Tuesday, September 07, 2010

The Fool's Girl by Celia Rees

Violetta is a young noblewoman with a story to tell. She and her companion, Feste, arrive in London looking for succor, and for an icon native to her country and the town that her father once ruled. Taking shelter with Sir John Falstaff and his wife, she finds her host poor and dying. His once-great house is in shambles, much as her country is, and only his wife remains to tend him in his illness.

But through him, Violetta and Feste meet William Shakespeare, and he slowly draws out of them the story of their escape from Illyria and the actions that set its collapse into motion- the marriage of Violetta's parents, and her uncle and his wife. The most trouble, it seems, came from the fact that the "man" that her aunt by marriage had fallen in love with was not, in fact, Violetta's uncle, but her mother, who was her uncle's twin, and pretending at the time to be a man.

Even after their respective marriages, the two women remained unusually close, and Violetta's uncle spent much of his time at sea, apparently feeling somewhat cuckholded by his own sister, even though the two women were not lovers, simply close. Then, one morning, Violetta's mother disappeared, her clothing left on the beach as if she had merely gone for a swim and never returned. Her husband searched for her for weeks, and finally have an empty coffin an elaborate funeral in her stead.

Her friend, Olivia, the woman who had married Violetta's uncle Sebastian, went into deep mourning for her friend, and once more Sebastian abandoned her, leaving the men of his retinue behind, who sent the household into a complete shambles. When only two servants were left, he came back and banished them, but his plans for the city were not over yet.

Meanwhile, in the present, Sebastian has come to London, but also Stephano, the young man who Violetta loves. As Sebastian has taken rulership of Illyria, the Queen's Spymaster contacts Shakespeare to have him keep an eye on Violetta and Feste and to ensure that their conflicts don't carry over to England.

But even Will Shakespeare and the Queen's spymaster can't keep the odious Sebastian from attacking Violetta and Feste in England. While Violetta must deal with Sebastian, and Feste's jealousy of the relationship with Stephano, who he doesn't trust, but whom Violetta loves above all else. As love, frustrated love and bitter jealousy and hatred clash in the characters, Will must help Violetta stay alive and find the missing artifact that Violetta has vowed to bring home. But can he keep her safe from Sebastian's thugs, and his plan to sell her into prostitution in Italy once again, which she just barely escaped the first time?

This book, as adult readers can probably see, is based on Shakespeare's famous play, "Twelfth Night", and we are to presume that this is how he heard about the story and set about writing it as a play.

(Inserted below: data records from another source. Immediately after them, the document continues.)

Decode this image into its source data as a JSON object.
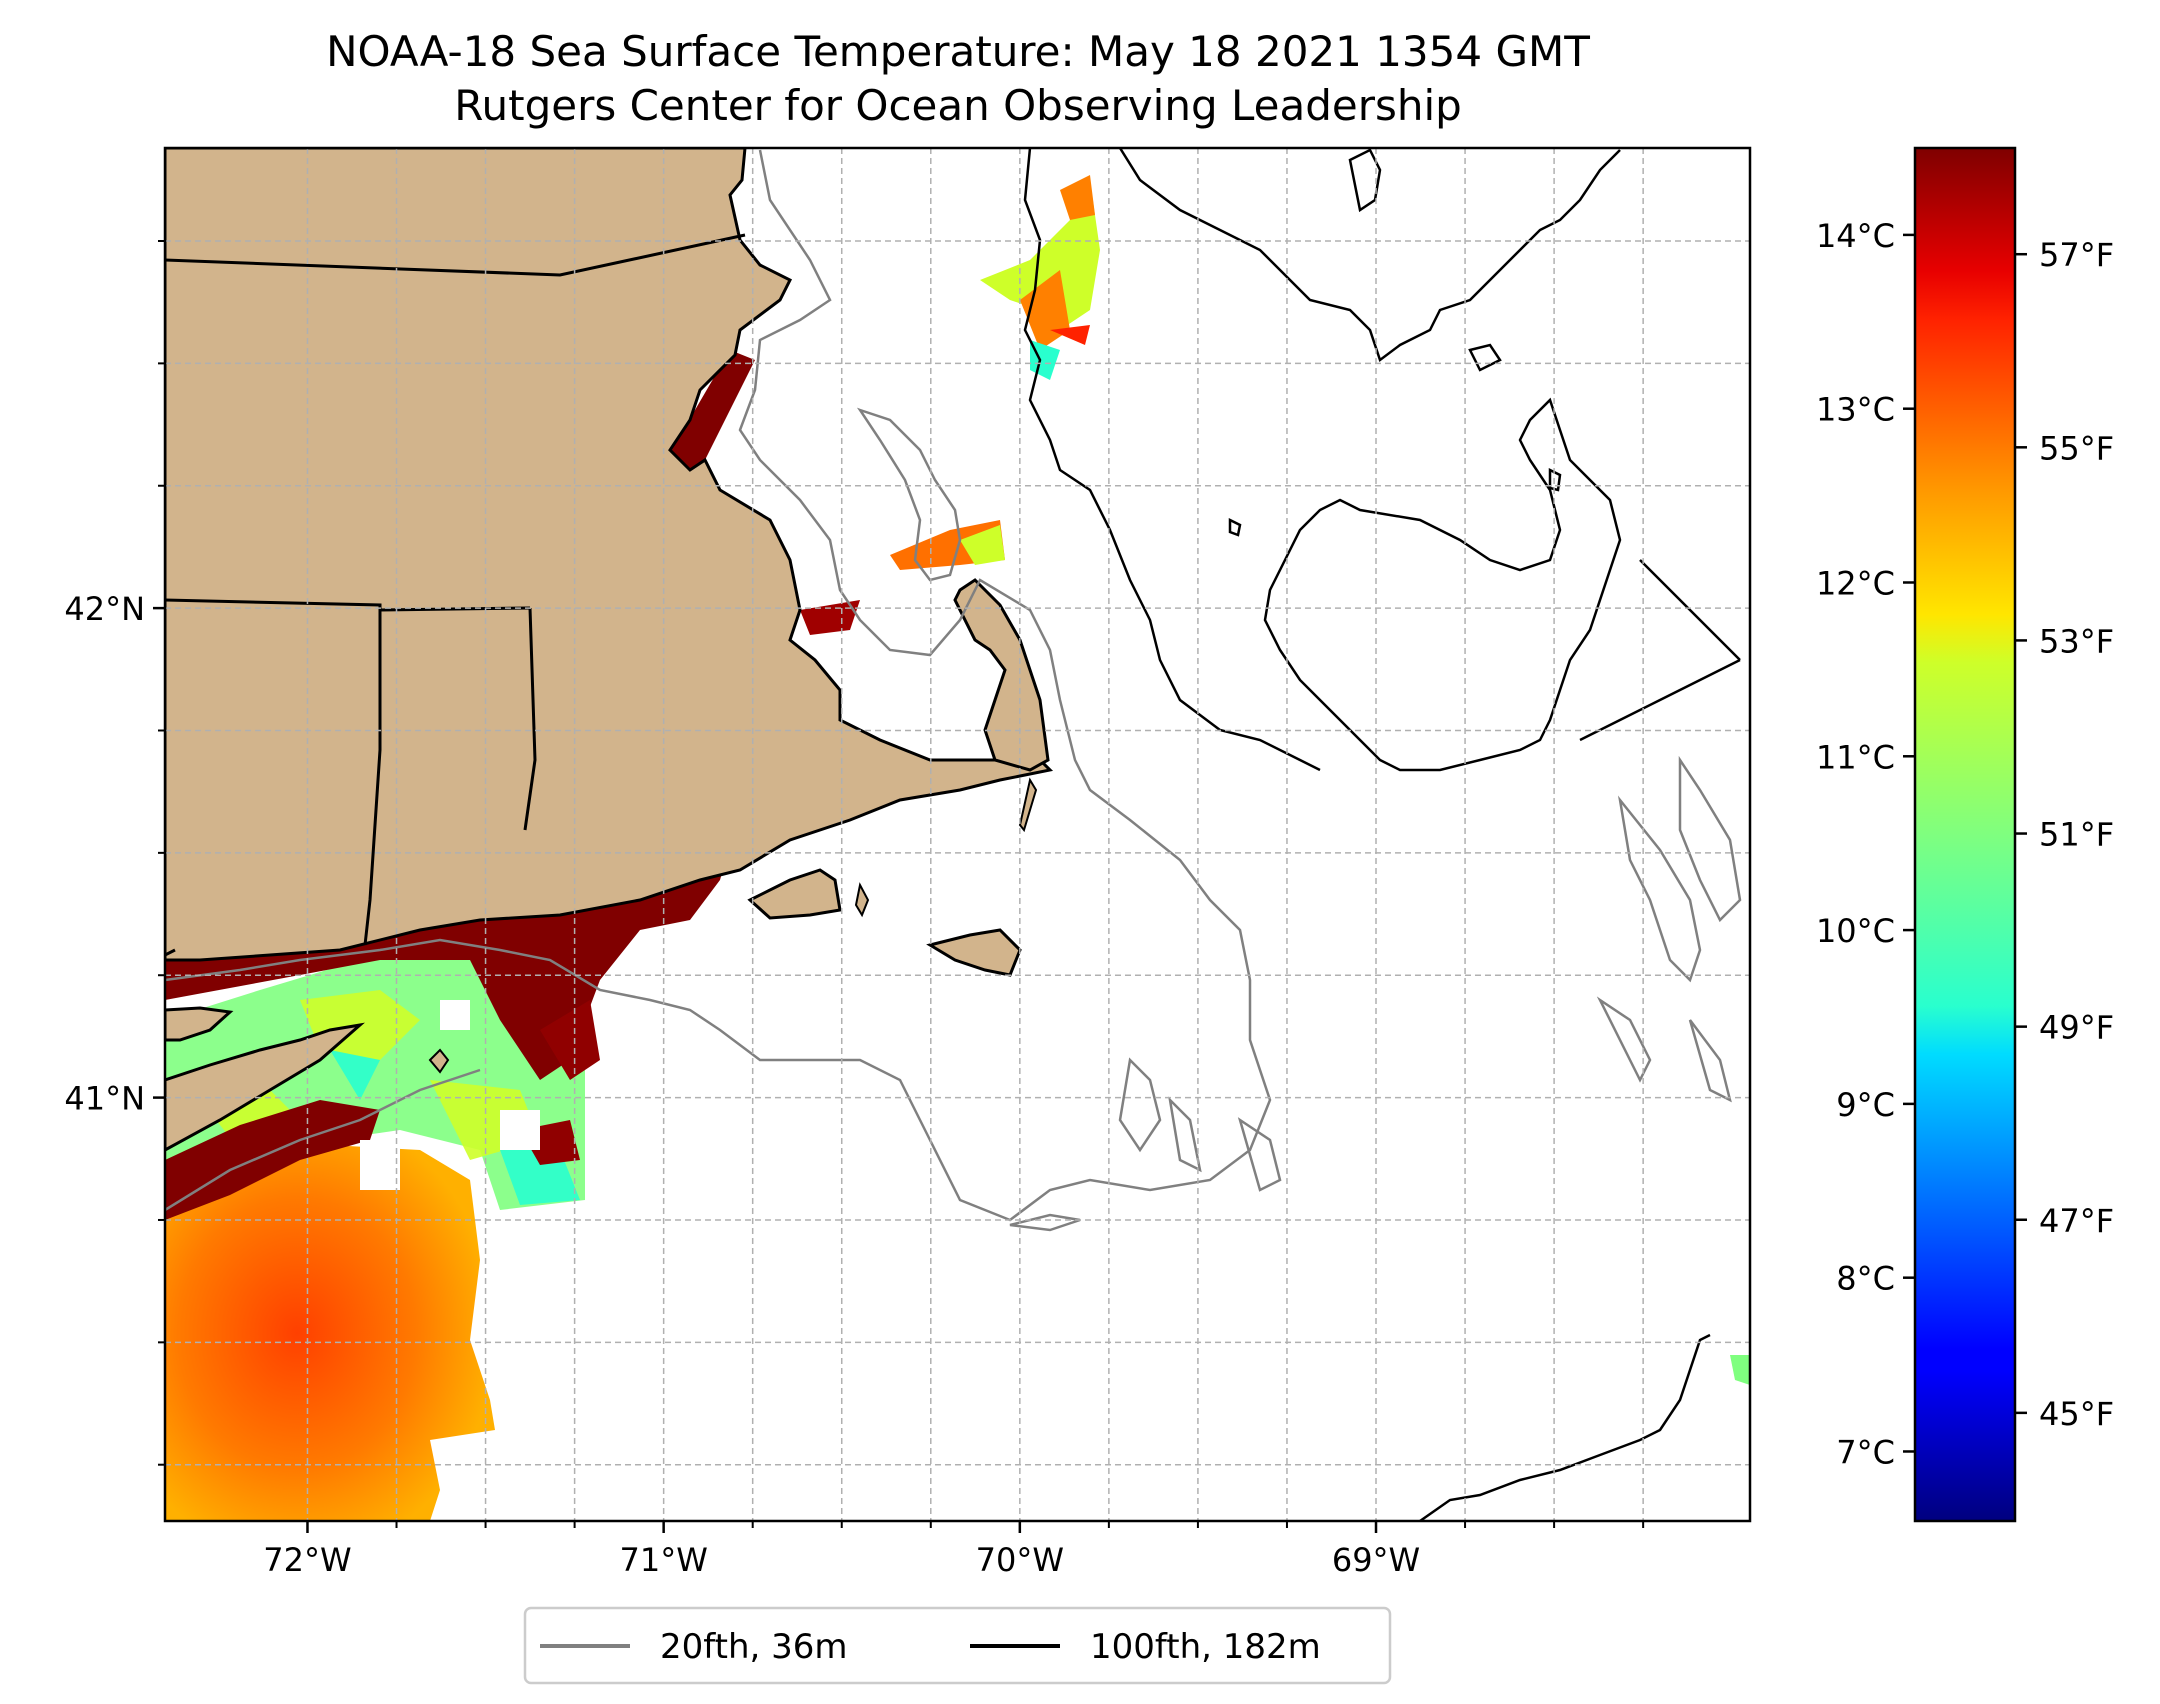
{
  "title": {
    "line1": "NOAA-18 Sea Surface Temperature: May 18 2021 1354 GMT",
    "line2": "Rutgers Center for Ocean Observing Leadership"
  },
  "axes": {
    "lon_range": [
      -72.4,
      -67.95
    ],
    "lat_range": [
      40.135,
      42.94
    ],
    "lon_ticks": [
      {
        "value": -72,
        "label": "72°W"
      },
      {
        "value": -71,
        "label": "71°W"
      },
      {
        "value": -70,
        "label": "70°W"
      },
      {
        "value": -69,
        "label": "69°W"
      }
    ],
    "lat_ticks": [
      {
        "value": 42,
        "label": "42°N"
      },
      {
        "value": 41,
        "label": "41°N"
      }
    ],
    "minor_lon": [
      -71.75,
      -71.5,
      -71.25,
      -70.75,
      -70.5,
      -70.25,
      -69.75,
      -69.5,
      -69.25,
      -68.75,
      -68.5,
      -68.25
    ],
    "minor_lat": [
      40.25,
      40.5,
      40.75,
      41.25,
      41.5,
      41.75,
      42.25,
      42.5,
      42.75
    ],
    "gridlines": true
  },
  "colorbar": {
    "colormap": "jet",
    "range_c": [
      6.6,
      14.5
    ],
    "celsius_ticks": [
      {
        "value": 7,
        "label": "7°C"
      },
      {
        "value": 8,
        "label": "8°C"
      },
      {
        "value": 9,
        "label": "9°C"
      },
      {
        "value": 10,
        "label": "10°C"
      },
      {
        "value": 11,
        "label": "11°C"
      },
      {
        "value": 12,
        "label": "12°C"
      },
      {
        "value": 13,
        "label": "13°C"
      },
      {
        "value": 14,
        "label": "14°C"
      }
    ],
    "fahrenheit_ticks": [
      {
        "value": 45,
        "label": "45°F"
      },
      {
        "value": 47,
        "label": "47°F"
      },
      {
        "value": 49,
        "label": "49°F"
      },
      {
        "value": 51,
        "label": "51°F"
      },
      {
        "value": 53,
        "label": "53°F"
      },
      {
        "value": 55,
        "label": "55°F"
      },
      {
        "value": 57,
        "label": "57°F"
      }
    ]
  },
  "legend": {
    "position": "bottom-center",
    "items": [
      {
        "label": "20fth, 36m",
        "color": "#808080"
      },
      {
        "label": "100fth, 182m",
        "color": "#000000"
      }
    ]
  },
  "colors": {
    "land": "#d2b48c",
    "coastline": "#000000",
    "isobath_20fth": "#808080",
    "isobath_100fth": "#000000",
    "grid": "#b0b0b0"
  }
}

But the play is the background for two of the characters, and only partly, as rest of the play itself unfolds in the pages of the book.

Even if you have seen the play or read it, and know what it is about, Ms. Rees makes the mysteries of the story have real depth. You wonder, along with Feste, whether Stephano is trustworthy or not, and you can also feel his thwarted love for Violetta, and the pain he feels at loving her when she loves another. Not only did he fail to win the race of her love, but he was never in the running- because she had already pledged herself to Stephano.

I found this an interesting story, but people who aren't interested in Shakespeare might find it a tad draggy in parts. The flashbacks are wonderful and kept me interested in the story. I don't know if I'd be as interested in another story in the same sort of vein, but I'd still recommend it.